As the tech blog Engadget points out, Panay didn't mention battery life in the blog post, but the Surface team tweeted that the battery life of the Pro would be "approximately half the battery life of Surface RT." Somewhere between 4 and 5 hours, that's about what we expected, because the more traditional laptop configuration has greater power demands.

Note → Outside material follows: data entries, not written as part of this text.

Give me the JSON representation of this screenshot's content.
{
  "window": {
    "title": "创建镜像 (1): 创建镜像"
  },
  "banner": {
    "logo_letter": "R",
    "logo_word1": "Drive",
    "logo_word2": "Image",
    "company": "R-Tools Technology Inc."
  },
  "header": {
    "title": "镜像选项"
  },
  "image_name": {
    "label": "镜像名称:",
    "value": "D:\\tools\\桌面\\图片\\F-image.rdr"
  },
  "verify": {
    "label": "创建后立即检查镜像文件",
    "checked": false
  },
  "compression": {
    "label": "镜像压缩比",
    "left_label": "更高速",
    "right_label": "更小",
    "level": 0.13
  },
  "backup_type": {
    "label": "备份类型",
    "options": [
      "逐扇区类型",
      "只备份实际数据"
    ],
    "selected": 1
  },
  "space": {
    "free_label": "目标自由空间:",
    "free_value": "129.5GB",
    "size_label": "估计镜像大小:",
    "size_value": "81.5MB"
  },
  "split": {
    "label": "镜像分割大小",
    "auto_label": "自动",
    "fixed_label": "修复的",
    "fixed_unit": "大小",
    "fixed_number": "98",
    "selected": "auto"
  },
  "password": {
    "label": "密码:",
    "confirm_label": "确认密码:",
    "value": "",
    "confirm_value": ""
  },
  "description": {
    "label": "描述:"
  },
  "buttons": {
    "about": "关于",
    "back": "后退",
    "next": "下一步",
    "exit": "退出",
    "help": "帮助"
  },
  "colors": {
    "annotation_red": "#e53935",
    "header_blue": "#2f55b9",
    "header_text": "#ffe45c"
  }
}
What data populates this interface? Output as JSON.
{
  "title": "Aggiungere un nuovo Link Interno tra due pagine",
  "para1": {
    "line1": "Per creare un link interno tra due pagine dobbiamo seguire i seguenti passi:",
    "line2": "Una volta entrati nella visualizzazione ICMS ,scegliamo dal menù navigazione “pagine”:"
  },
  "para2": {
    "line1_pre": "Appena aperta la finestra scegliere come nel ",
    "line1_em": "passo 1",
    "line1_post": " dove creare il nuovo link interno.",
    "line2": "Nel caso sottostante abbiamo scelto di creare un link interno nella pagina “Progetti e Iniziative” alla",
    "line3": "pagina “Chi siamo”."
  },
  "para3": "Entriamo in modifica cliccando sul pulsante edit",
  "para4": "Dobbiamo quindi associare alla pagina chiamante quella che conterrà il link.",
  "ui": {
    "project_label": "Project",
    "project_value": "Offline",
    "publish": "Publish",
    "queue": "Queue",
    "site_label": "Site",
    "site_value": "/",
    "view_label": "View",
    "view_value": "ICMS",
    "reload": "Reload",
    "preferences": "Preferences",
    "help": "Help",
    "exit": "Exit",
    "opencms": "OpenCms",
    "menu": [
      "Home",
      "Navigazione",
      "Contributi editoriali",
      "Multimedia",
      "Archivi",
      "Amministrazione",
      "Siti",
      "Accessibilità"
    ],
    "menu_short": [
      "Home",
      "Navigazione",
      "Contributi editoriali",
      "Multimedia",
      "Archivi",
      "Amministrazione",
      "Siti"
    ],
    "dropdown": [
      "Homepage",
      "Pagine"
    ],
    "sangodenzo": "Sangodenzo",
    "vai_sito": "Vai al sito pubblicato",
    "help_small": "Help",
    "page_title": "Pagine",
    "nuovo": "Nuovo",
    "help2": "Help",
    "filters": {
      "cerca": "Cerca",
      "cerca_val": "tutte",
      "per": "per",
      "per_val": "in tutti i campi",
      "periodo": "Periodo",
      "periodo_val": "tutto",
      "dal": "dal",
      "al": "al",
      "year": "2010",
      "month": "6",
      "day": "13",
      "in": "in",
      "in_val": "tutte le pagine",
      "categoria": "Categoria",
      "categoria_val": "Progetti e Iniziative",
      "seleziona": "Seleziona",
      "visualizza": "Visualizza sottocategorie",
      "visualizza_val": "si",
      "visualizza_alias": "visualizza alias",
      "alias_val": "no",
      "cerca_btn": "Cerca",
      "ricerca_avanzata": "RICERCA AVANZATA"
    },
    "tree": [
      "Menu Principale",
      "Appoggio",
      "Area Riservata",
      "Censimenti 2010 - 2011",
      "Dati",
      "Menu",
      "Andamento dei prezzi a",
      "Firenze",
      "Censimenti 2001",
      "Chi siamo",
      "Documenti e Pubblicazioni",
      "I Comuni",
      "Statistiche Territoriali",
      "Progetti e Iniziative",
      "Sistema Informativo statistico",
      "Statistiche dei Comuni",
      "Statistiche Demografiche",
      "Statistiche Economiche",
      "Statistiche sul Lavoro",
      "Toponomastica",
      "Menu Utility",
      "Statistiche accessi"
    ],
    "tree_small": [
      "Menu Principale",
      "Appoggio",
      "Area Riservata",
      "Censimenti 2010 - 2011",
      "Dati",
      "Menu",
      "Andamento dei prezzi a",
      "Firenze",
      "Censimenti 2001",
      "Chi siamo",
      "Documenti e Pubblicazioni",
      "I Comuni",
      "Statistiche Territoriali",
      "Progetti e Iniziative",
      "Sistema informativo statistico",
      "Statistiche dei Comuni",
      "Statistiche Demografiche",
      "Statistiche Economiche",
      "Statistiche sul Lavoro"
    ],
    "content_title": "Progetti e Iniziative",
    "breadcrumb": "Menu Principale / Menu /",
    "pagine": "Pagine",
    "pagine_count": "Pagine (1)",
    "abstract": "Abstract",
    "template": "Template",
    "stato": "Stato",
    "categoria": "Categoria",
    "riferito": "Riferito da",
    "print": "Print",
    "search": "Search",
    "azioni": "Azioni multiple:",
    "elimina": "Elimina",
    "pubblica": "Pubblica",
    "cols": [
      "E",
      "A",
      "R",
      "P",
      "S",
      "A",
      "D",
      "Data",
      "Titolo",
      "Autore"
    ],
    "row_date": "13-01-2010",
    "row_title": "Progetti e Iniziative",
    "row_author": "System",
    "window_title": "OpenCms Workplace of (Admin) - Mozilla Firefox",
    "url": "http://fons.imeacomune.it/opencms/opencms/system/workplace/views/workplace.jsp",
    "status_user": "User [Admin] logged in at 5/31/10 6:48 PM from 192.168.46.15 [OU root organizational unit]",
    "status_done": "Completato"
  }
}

The question will be how well the Pro manages power when the device is not in use, or if it can stretch out battery life when you're doing things that are not high in energy demand.
As expected, the higher pricing is in line with Microsoft's earlier statements that the Pro version would cost about the same as an ultrabook.
The price includes a stylus, but the touch-sensitive keyboard cover is sold separately (as it is in the case of Surface RT). The Touch Cover with printed, non-moving keys costs $120 while the Type Cover with mechanical keys is priced at $130.
The Pro version of Surface will come with Intel's Core i5 processor, which the company says gives it a graphics boost compared with the RT version. The $899 version will have 64GB of flash memory. For another $100, there's a 128GB version.
Microsoft's first attempts to build its own computer products have been met with mixed reviews, in part because while the hardware itself is pleasantly better than expected, the Windows 8 and Windows RT software can be confusing to use.
The Associated Press contributed to this report.